River Transportation Essential for Wheat
Grain barge navigation on the Columbia Snake River System is an essential part of a logistical web that moves over half of all U.S. wheat exports to more than 20 Pacific Rim countries including some of the largest U.S. wheat buyers in the world. The Snake River moves more than 10% of all wheat that is exported from the United States. Barging is also the most environmentally sound and efficient mode of transportation in the region, benefiting farmers and overseas buyers by helping keep export basis lower.
This is why U.S. Wheat Associates (USW), state wheat commissions, the National Association of Wheat Growers and state wheat associations strongly support the sustainability and reliability of wheat transportation by barge.

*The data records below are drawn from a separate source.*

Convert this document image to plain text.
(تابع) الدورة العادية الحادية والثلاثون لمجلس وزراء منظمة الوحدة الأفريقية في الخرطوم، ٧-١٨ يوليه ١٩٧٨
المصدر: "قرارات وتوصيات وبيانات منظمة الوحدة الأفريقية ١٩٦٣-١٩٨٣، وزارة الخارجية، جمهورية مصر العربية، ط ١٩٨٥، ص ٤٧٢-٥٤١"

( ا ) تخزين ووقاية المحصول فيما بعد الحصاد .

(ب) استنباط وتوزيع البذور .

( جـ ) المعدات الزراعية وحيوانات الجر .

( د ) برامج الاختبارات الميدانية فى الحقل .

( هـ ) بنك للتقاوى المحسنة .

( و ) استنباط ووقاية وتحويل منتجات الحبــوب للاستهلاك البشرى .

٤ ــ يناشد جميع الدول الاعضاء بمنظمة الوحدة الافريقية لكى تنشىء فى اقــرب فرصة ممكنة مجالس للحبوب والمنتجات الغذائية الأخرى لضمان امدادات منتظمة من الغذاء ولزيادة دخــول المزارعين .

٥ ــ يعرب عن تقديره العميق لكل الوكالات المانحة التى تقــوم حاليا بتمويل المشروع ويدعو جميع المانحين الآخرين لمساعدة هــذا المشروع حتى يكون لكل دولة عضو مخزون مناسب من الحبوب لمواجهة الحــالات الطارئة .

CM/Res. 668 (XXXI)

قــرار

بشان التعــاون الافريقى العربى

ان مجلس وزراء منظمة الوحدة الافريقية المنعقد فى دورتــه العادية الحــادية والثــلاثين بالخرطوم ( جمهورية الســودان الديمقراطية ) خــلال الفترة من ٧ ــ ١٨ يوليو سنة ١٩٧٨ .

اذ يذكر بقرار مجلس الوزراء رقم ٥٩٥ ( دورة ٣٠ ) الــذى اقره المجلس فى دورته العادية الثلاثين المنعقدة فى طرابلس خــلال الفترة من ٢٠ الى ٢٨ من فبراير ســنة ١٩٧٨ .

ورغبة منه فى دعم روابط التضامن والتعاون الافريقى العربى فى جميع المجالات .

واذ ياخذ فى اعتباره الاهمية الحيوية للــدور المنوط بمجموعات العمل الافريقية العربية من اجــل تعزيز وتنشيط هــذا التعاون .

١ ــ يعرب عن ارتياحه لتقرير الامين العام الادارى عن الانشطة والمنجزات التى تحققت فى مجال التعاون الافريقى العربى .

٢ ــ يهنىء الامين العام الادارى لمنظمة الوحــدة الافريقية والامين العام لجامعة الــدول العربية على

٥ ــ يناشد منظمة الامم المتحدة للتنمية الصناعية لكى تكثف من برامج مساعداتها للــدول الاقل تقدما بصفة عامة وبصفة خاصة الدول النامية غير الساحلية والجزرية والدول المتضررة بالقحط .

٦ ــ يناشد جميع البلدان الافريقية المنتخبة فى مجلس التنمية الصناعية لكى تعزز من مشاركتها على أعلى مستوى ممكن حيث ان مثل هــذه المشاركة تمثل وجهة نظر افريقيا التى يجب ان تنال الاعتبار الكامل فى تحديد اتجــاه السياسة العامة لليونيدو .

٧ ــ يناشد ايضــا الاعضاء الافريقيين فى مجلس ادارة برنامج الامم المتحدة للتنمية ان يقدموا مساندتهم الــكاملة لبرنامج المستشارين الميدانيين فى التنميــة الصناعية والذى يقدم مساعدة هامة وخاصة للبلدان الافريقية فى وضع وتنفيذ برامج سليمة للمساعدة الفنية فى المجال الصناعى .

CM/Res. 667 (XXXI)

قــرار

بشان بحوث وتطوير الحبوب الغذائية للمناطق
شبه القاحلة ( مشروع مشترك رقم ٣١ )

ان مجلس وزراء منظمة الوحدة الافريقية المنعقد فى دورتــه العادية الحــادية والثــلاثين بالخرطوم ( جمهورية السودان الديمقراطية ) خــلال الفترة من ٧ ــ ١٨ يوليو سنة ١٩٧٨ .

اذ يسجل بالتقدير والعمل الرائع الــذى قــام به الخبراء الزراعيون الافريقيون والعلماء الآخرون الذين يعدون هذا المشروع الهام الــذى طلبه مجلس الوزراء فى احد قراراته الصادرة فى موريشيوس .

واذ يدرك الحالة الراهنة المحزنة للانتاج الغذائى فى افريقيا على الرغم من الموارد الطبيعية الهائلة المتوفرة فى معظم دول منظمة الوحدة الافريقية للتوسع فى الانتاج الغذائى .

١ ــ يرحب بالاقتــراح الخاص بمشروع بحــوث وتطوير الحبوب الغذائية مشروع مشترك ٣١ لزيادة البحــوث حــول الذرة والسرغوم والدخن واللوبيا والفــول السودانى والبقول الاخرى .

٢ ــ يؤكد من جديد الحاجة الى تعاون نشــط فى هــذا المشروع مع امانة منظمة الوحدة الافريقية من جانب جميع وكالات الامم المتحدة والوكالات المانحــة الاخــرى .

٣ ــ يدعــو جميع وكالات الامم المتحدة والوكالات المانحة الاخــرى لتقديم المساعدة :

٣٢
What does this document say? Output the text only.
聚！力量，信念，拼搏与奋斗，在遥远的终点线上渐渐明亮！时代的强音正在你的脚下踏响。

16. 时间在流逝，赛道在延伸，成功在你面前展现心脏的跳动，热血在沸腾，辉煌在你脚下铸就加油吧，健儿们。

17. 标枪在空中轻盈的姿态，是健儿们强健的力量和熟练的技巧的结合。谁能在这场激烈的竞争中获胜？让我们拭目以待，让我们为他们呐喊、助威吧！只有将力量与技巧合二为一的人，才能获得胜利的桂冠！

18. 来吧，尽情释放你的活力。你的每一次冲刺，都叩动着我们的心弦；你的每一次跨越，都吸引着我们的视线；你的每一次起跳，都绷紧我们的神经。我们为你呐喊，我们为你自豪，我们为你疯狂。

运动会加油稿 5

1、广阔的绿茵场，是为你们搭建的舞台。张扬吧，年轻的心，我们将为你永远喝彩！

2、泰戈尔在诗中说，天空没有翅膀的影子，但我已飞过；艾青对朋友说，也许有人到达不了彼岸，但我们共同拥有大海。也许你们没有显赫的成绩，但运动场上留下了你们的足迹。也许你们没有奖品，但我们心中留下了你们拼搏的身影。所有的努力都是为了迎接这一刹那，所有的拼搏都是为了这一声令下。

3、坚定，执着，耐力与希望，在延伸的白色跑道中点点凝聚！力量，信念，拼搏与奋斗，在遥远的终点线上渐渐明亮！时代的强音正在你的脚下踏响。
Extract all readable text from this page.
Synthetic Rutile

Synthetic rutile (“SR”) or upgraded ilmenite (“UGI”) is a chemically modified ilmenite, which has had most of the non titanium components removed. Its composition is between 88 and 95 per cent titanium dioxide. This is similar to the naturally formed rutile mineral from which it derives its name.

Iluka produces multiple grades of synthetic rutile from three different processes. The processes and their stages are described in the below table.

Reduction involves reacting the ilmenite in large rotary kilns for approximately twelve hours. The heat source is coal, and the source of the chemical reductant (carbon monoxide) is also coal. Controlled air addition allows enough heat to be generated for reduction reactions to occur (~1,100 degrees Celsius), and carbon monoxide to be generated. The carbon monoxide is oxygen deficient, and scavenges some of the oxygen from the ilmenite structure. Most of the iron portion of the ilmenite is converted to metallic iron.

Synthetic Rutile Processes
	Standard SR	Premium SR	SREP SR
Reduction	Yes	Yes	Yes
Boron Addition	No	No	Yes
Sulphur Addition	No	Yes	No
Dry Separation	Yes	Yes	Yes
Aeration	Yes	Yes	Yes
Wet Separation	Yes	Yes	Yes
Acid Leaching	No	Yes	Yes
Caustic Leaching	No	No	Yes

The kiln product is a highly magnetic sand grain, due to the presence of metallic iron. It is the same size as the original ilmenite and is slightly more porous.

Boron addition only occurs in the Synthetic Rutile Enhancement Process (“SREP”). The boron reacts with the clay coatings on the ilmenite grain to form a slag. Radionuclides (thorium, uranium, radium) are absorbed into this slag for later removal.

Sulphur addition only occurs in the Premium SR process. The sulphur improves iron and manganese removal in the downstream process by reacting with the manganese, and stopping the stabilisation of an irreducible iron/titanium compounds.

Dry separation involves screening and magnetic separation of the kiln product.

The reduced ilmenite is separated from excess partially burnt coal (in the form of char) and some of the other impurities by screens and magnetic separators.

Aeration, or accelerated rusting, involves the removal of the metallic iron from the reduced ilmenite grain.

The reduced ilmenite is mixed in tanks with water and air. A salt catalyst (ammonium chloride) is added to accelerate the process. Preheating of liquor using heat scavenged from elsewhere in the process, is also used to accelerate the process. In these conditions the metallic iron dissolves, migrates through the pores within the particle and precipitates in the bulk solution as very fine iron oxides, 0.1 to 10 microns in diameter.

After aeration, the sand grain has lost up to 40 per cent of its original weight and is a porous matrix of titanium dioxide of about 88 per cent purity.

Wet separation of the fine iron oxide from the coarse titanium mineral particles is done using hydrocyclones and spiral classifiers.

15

“The Washington Grain Commission supports continued efforts to maintain the Snake River dams as an essential piece of the larger Columbia River System,” said WGC CEO Casey Chumrau. “Washington farmers rely on the river system to transport more than half of the state’s wheat and access overseas export markets. Barging is the most environmentally sound and economically viable mode of transportation in the region and critical to the competitiveness of Washington farmers.”
“The importance of the four lower Snake River dams to our region’s farmers and rural communities for both transportation and energy production cannot be overstated,” said Bryan Searle, president of the Idaho Farm Bureau Federation. “The science is clear that salmon and dams can co-exist, and therefore we support the Northwest Energy Security Act. The members of the Idaho Farm Bureau Federation thank the sponsors of the bill.”
“The Snake River dams are vital to Washington’s wheat growers,” said Michelle Hennings, executive director of the Washington Association of Wheat Growers. “Scientific evidence conducted by the U.S. government has proven that removing the Snake River dams goes against environmental statutes and public interests. Washington wheat growers support any efforts that ensure the dams continue to operate as an integral part of the Columbia River System.”